A tent-making missionary trip to Korea has become a 10-year long residence in the country for Leslie Benfield. The English editor at the Korea Trade-Investment Promotion Agency, who became well known through the television program “Chatting Beauties” on KBS, “had planned to work at a secular job, while working with the local church,” but now she is one of the most widely known foreigners in Korea.
She appears on the program once a week. In fluent Korean, she talks about Korean culture and how it looks from a foreigner’s prospective. Although Benfield is a Maryland native, she is quite familiar with the Korean norm.
Her job at Kotra is to make the trade promotion agency and its operations better known, both to the public and specialists. Jobs at Kotra are admired by many job seekers. “My experience working for government organizations in Korea and the United States, and my education in political science and economics, qualified me for the job,” said the editor. Of course, “knowledge of the Korean language” helped, she said.
Working at the government trade agency is different from what she had expected. Unlike the “small, team-oriented” places she had worked for previously, Kotra demands more independent thinking. “It’s kind of funny,” said Benfield. “Of all the jobs I have had in Korea, the atmosphere here is most like that of the United States.
“The lines between personal and private are often blurry at Korean companies,” she said, adding that Korean companies tend to require personal sacrifice for the good of the company and the nation. “In the U.S. the lines are strictly drawn, but the reasoning is similar.
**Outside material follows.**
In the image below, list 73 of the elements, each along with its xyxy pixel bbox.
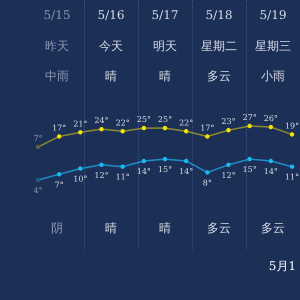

This is not done for selfish [reasons], as many Koreans perceive, but for the greater good.” She explained that unnecessary tension and discord in the workplace can be created when lines are crossed. “Roles and duties are more clearly defined in the United States.” That is not the case in Korea. “I have found [positions] to be more flexible,” Benfield said.
Benfield entered the country in 1995. While achieving her missionary duties, she has worked in various occupations, including a stint as a reporter at the Seoul Metropolitan City government. She was selected from among 16 applicants, becoming one of the first foreigners to work for the city government. She also pursued a master’s degree at Seoul National University, majoring in public administration. During her earlier days, life in Korea was not easy. She used to wear dreadlocks, and many Koreans touched them out of curiosity. Once, not knowing what the Korean strangers were saying, she burst into tears.
“Leslie has a warm heart,” said a fan of hers on the television program’s Internet bulletin board. “She knows so much about Korea. The language, culture and even dakgalbi [chicken ribs].” Dakgalbi originated in Chuncheon, Gangwon, where Benfield was once an English instructor for Hallym University.